According to May remittance data received late last week, the $38.95 million The Mill loan was sent to special servicing. The loan is backed by a 111,393 square-foot office in Greenwich, Connecticut. The note makes up 1.2% of the collateral behind JPMCC 2007-LD11.
When the loan was securitized in 2007, the office property was 100% occupied. As of 2013, it was 91% occupied. However, the occupancy rate fell to 70% in 2014, and the DSCR dropped with it. The DSCR was 1.09x in 2013, but that slid to 0.97x last year.
The property was appraised for $52 million in 2007. Special servicer notes indicate that the loan is facing imminent default and that the borrower is looking for a modification.
Losses on the LD11 deal have already reached the C class. In addition to the concerns over The Mill’s transfer, the deal has $122 million in Hope notes and an appraisal reduction on the $70.9 million Healthnet Headquarters note.
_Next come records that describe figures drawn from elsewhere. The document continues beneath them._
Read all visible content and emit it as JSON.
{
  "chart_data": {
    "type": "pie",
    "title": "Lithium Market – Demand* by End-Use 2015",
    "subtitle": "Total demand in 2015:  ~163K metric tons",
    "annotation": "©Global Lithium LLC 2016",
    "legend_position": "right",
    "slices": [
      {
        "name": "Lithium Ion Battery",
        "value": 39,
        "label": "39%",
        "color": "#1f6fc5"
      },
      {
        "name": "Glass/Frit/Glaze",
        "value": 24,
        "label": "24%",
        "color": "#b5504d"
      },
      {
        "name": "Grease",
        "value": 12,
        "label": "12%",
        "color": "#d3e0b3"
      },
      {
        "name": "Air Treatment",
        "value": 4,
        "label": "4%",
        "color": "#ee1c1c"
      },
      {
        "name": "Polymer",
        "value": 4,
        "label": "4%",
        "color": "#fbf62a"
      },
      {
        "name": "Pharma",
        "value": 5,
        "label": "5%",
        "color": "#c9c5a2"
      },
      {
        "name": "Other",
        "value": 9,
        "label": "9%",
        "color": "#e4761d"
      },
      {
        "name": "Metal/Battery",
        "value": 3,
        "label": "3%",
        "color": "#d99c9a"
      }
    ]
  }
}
2006 Loan Put on Watchlist as Lease Expiration Nears
As some of you may recall, the property behind the $340 million 125 High Street loan will be losing its top tenant in October. We were reminded of this when the loan was put on servicer watchlist this month. PricewaterhouseCoopers will be leaving the underlying 1.5 million square-foot Boston, Massachusetts property when its lease ends in the fall. PWC occupies 25% of the space in the building.
The note is the second largest loan behind LBUBS 2006-C6, representing 14.4% of the deal’s remaining collateral. The loan is current and matures in August 2016. In addition to the $340 million in CMBS debt, there is also $189 million in mezz debt according to the watchlist notes.
At securitization, the loan was underlevered to the CMBS debt. The appraised value at the time was $752.9 million, giving the loan an LTV of 45 to the senior debt. With the mezz debt, the all-in LTV was about 70. The note was underwritten with a DSCR of 1.77x on occupancy of 84%. The 2014 financials had DSCR at 1.63x and occupancy of 83% in 2012.
According to the original deal documents, PricewaterhouseCoopers’s base rent was almost $44 per square foot under the current lease. The sponsor of the loan was Tishman Speyer.